Home1842 Edition

PARKER

Volume 17 · 552 words · 1842 Edition

MATTHEW, the second Protestant archbishop of Canterbury, was born at Norwich in the year 1504, the 19th of Henry VII. His father, who was a man in trade, died when his son was about twelve years of age; but his mother took especial care of his education, and at the age of seventeen sent him to Corpus Christi College, Cambridge, where, in 1523, he took his bachelor's degree. In 1527 he was ordained, created master of arts, and chosen fellow of the college. Having obtained a license to preach, he frequently discoursed at St Paul's cross in London, and in other parts of the kingdom. In the year 1533 or 1534, he was made chaplain to Anne Boleyn, who obtained for him the deanery of Stoke Clare in Suffolk, where he founded a grammar-school. After the death of this unfortunate woman, Henry made him his own chaplain, and in 1541 appointed him prebendary of Ely. In 1544, he was, by the king's command, elected master of Corpus Christi College, and the following year appointed vice chancellor of the university. In 1547 he lost the deanery of Stoke, by the dissolution of that college. In the same year he married the daughter of Mr Robert Harlestone, a Norfolk gentleman.
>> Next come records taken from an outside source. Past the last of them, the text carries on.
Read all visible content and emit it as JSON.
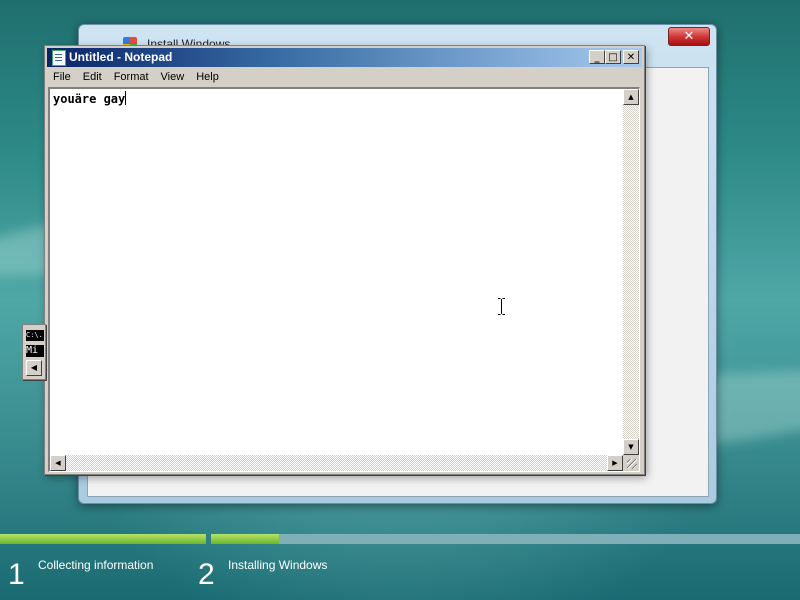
{
  "background_window": {
    "title": "Install Windows",
    "close_label": "✕"
  },
  "notepad": {
    "title": "Untitled - Notepad",
    "caption_buttons": {
      "minimize": "_",
      "maximize": "□",
      "close": "✕"
    },
    "menu": [
      "File",
      "Edit",
      "Format",
      "View",
      "Help"
    ],
    "content": "youäre gay"
  },
  "cmd_fragment": {
    "icon_text": "C:\\.",
    "text": "Mi"
  },
  "setup_steps": [
    {
      "number": "1",
      "label": "Collecting information",
      "progress": 1.0
    },
    {
      "number": "2",
      "label": "Installing Windows",
      "progress": 0.115
    }
  ],
  "colors": {
    "progress_fill": "#6bb82b",
    "titlebar_start": "#0a246a",
    "titlebar_end": "#a6caf0"
  }
}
In the year 1552 he was nominated by Edward VI. to the deanery of Lincoln, which, with his other preferments, enabled him to live in great affluence. But Mary had scarcely succeeded to the throne when he was deprived of every office he held in the church, and obliged to live in obscurity, frequently changing his place of abode to avoid the fate of the other reformers.
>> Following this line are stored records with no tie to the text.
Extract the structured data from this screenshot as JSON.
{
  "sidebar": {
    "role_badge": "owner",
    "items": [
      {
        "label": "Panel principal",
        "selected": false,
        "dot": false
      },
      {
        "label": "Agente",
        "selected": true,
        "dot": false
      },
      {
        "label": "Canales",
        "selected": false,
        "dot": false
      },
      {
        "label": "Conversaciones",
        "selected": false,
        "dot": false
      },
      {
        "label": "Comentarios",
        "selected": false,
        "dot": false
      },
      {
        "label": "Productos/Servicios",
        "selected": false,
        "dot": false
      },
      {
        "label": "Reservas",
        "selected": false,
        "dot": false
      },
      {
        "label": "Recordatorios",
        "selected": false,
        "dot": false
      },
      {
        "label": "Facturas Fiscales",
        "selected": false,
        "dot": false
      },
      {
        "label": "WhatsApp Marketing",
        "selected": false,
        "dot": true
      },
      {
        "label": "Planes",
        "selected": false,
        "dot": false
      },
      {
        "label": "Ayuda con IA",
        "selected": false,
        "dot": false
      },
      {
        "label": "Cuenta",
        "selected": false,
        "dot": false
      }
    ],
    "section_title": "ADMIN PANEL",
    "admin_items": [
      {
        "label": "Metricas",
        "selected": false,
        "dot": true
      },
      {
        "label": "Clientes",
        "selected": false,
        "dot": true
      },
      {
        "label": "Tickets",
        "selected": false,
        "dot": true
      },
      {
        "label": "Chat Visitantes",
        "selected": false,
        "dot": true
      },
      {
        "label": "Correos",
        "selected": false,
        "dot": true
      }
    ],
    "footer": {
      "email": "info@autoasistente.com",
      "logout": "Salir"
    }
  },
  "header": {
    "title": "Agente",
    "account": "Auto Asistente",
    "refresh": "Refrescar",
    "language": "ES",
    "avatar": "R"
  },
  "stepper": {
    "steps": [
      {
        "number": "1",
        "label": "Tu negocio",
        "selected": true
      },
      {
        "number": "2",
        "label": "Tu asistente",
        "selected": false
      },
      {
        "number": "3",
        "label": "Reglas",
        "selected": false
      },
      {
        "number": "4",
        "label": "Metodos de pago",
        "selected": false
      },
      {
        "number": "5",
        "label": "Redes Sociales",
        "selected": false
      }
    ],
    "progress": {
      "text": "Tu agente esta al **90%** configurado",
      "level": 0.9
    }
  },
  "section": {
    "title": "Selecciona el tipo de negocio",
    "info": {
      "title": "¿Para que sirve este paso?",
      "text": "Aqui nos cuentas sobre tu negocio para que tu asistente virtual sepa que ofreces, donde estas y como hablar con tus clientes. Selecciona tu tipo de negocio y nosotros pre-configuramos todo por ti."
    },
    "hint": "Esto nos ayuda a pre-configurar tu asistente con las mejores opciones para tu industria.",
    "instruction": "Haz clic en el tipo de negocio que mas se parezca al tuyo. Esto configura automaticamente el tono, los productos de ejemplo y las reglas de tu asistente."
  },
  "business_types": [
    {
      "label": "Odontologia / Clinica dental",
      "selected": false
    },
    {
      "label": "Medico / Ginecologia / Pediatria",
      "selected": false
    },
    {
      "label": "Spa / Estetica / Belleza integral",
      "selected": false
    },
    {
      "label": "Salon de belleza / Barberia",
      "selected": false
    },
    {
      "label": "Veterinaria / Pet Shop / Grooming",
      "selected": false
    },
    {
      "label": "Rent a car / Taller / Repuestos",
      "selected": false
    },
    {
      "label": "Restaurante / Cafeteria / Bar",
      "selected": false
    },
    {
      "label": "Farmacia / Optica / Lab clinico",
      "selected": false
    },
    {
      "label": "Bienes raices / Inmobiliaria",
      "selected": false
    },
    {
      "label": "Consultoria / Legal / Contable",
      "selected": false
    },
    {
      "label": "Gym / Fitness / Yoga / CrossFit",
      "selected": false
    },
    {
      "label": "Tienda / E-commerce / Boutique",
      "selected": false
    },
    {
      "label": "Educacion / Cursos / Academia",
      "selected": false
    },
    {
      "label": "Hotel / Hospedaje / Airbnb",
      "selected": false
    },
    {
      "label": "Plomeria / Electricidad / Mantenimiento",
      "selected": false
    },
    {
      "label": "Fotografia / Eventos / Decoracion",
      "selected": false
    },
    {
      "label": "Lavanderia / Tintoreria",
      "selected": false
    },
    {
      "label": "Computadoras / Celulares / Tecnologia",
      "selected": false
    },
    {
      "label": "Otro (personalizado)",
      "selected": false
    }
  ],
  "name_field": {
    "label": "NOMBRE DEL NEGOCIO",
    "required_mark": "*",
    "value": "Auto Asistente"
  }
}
Elizabeth ascended the throne in 1558; and in the following year Parker was at once raised from indigence and obscurity to the see of Canterbury, an honour which he had neither solicited nor desired. In this high station he acted with equal spirit and propriety. He founded several scholarships in Bennet or Corpus Christi College, Cambridge, and made large presents of plate to that and to other colleges in this university. He gave a hundred volumes to the public library; and, besides, founded a free school at Rochdale in Lancashire. He took care to have the different sees filled with pious and learned men; and, considering the great want of Bibles in many places, he, with the assistance of other learned men, improved the English translation, which he caused to be printed on large paper, and dispersed throughout the kingdom. This estimable prelate died in the year 1575, aged seventy-two, and was buried in his own chapel at Lambeth. He was pious without affectation or austerity, cheerful and contented in the midst of adversity, moderate in the height of power, and beneficent beyond example. He was the author of several works, and likewise published four of our best historians; Matthew of Westminster, Matthew Paris, Asser's Life of King Alfred, and Thomas Walsingham. The archbishop also translated the Psalter. This version was printed, but without a name, and has been attributed to an obscure poet of the name of Keeper. Such, at least, was Wood's opinion, although it is more than probable that he was wrong. But in the Gentleman's Magazine for 1781 (p. 566), Parker is proved to be the author of a version of the Psalms.